Liberty has always ignited passion in the French. After the storming of the Bastille in 1789, they chose as the symbol for their young republic “Marianne,” an amazon-like peasant brandishing a pike, her blouse ripped open to reveal a bosom swelling with revolutionary fervor.
Nearly 200 years later passions are bursting forth again over the mythic heroine. Since 1970 the Marianne statues that adorn many of the 36,000 town halls in France have been modeled on the nation’s most famous sex kitten, Brigitte Bardot. Now, La Bardot is to be deposed, and her pouting lips and generous attributes are to be replaced by the cool beauty of actress Catherine Deneuve, 42.
It was French radio and TV personality Pierre Bonte, 53, who took it upon himself to update Marianne’s image. In April of this year he asked a number of Paris personalities to cast their votes for a new Marianne, and then extended the vote to the general populace. The people’s choice, over the likes of Isabelle Adjani and Princess Caroline of Monaco, was Deneuve.
Bardot, who celebrated her 51st birthday last month at her Saint-Tropez home, was less than thrilled at the news. “I think my bust is very good, a great success,” she huffed. “The next one will be a rubbish.”
Not so. Twenty-four of France’s best sculptors were invited to submit their interpretations of Deneuve as Marianne. The entries, ranging from the conventionally romantic to a cubist fantasy, were displayed at the Bastille station of the Paris subway. On Oct. 25, a jury chose the winner, a classic bust by sculptor Mireille Polska, 38.

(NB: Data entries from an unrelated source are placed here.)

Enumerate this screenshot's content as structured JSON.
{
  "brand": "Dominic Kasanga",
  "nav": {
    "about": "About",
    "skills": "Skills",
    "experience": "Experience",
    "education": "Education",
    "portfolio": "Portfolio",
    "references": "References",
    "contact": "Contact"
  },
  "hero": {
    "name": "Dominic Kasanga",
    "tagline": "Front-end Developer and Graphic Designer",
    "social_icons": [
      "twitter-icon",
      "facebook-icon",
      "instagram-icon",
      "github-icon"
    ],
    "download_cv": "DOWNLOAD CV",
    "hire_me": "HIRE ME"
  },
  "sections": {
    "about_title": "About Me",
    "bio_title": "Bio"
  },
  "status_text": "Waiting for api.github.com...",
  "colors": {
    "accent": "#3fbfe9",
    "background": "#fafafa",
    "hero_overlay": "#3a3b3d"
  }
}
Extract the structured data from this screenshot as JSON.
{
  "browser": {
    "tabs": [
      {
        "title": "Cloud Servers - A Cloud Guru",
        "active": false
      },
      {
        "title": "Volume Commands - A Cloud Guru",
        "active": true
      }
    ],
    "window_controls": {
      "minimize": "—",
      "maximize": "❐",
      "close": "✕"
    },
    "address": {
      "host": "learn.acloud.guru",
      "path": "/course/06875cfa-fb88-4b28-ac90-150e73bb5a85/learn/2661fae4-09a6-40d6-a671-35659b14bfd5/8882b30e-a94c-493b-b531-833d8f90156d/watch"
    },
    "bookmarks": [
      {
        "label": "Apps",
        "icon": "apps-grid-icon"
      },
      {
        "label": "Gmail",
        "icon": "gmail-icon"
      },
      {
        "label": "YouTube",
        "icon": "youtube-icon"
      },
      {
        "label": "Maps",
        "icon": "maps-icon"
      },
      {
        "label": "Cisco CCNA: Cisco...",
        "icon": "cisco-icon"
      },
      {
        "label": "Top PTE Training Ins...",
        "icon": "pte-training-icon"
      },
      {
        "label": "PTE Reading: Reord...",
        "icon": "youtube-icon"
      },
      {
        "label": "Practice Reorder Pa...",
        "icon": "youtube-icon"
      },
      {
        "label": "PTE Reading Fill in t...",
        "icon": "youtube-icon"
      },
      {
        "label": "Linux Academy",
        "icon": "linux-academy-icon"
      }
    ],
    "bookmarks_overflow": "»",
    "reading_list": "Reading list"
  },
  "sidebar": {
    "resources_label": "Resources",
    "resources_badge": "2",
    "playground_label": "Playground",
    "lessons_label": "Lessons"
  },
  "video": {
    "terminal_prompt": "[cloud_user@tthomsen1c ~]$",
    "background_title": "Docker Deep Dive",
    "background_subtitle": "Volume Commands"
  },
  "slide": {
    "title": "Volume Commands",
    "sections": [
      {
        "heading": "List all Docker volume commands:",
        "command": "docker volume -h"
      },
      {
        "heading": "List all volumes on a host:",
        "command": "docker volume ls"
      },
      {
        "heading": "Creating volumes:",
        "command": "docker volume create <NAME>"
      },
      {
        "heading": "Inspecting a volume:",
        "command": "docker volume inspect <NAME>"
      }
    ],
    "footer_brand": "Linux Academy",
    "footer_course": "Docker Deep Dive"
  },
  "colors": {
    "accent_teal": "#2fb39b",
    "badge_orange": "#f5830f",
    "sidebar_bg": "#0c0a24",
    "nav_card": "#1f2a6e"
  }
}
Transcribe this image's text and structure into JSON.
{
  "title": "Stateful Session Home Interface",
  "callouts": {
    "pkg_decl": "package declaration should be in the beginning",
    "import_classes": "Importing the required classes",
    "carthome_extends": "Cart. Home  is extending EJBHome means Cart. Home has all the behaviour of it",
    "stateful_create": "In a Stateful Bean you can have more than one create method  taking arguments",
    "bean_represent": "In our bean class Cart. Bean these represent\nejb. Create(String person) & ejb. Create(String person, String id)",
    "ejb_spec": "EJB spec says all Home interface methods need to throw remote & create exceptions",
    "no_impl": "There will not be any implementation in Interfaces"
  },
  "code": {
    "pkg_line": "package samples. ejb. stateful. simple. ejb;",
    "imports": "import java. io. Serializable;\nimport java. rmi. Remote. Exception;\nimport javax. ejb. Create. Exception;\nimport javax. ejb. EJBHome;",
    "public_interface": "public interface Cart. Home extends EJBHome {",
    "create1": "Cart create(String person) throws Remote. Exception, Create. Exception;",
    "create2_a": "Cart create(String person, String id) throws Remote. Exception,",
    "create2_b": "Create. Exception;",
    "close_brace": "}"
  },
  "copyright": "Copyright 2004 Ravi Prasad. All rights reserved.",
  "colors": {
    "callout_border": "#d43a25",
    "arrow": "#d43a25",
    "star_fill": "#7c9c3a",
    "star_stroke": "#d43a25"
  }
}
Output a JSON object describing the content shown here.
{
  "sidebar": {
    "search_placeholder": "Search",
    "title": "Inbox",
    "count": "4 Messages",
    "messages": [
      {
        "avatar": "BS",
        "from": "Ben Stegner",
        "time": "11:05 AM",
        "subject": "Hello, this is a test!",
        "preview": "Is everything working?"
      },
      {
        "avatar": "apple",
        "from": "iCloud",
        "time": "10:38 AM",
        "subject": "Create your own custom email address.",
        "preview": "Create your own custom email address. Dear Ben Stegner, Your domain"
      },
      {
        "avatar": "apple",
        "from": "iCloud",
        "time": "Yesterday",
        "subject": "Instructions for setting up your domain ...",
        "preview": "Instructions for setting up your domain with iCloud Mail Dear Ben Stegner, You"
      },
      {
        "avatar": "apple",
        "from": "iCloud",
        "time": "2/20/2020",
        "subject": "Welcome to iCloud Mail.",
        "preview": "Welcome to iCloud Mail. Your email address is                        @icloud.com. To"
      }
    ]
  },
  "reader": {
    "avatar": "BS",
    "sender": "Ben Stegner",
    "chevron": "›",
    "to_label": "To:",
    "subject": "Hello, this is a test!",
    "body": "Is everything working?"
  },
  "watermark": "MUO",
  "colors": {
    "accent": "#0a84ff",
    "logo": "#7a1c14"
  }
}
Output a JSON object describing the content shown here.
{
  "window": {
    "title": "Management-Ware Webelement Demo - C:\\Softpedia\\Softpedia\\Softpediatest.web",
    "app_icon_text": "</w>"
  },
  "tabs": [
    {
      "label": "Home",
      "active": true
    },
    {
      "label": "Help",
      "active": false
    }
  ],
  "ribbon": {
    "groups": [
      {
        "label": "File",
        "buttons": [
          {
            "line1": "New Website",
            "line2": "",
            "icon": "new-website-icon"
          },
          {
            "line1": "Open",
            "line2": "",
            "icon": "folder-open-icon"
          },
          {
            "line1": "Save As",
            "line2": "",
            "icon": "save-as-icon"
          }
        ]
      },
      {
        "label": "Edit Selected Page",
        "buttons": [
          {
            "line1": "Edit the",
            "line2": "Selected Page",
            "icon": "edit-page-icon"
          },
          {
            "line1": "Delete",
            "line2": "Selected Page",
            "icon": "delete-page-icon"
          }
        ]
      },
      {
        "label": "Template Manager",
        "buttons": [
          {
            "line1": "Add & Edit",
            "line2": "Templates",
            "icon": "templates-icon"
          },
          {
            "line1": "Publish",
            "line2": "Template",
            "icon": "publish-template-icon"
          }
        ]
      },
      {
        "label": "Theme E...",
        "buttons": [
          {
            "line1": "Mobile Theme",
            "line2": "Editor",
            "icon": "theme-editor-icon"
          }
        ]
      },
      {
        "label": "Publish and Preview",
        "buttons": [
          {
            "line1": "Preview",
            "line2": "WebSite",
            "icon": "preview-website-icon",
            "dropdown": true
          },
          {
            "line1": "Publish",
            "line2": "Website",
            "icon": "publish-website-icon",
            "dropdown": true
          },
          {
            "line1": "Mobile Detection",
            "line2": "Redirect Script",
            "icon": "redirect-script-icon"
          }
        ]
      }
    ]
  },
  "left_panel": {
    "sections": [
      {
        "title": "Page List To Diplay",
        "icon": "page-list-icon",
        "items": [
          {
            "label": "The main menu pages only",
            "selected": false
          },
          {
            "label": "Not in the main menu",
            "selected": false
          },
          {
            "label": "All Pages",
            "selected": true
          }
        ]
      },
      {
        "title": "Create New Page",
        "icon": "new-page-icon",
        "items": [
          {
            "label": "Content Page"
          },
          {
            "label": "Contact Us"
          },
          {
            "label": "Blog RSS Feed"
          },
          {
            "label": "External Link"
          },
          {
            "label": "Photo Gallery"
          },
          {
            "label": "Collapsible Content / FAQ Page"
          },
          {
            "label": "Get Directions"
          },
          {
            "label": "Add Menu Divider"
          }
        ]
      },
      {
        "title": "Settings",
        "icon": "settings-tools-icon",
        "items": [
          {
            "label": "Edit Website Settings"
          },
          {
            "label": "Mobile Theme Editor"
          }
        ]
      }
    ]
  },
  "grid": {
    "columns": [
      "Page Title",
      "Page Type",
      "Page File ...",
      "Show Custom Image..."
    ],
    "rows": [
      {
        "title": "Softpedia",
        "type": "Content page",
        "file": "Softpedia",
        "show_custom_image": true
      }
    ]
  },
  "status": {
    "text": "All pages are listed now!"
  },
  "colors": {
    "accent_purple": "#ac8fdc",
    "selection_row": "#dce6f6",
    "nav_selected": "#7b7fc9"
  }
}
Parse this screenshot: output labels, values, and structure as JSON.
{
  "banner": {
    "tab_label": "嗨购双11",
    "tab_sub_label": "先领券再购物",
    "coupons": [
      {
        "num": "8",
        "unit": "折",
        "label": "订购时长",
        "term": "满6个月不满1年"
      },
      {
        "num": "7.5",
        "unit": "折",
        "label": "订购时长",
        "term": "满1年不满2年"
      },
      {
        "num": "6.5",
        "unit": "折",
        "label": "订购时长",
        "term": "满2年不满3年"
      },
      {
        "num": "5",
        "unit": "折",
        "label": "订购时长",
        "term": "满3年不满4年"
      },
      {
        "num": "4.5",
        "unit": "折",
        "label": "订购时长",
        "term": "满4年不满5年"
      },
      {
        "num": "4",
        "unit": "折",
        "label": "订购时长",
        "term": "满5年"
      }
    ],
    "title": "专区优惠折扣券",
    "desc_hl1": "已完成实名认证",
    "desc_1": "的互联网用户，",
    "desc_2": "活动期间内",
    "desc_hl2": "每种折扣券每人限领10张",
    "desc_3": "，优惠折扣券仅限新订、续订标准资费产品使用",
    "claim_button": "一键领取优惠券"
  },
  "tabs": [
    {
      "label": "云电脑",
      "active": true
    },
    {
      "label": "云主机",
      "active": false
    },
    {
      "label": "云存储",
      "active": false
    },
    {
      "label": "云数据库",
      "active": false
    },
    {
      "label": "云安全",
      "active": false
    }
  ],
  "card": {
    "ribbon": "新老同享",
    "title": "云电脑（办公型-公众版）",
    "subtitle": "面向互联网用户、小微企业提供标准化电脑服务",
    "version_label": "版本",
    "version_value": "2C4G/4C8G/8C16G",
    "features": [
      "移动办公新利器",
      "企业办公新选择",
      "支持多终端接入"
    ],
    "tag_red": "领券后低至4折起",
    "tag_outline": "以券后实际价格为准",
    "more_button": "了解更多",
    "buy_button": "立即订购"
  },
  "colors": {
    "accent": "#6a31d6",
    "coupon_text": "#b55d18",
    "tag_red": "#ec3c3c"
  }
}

Deneuve was surprised and delighted. “I never thought that one day I would embody the Republic,” she laughed. “I imagine that what people see in me is the image of a classical woman…straightforward and sophisticated.”
Though copies of the less busty Deneuve/Marianne statues will be made available for $300, there is little chance that the Bardot number will be set out with the garbage. Certainly not in Bardot’s hometown. After all, Saint-Tropez got its Bardot/Marianne bust only last year, 14 years late. Said a gallant spokesman for the town hall: “We will certainly not be changing it for the Deneuve version.”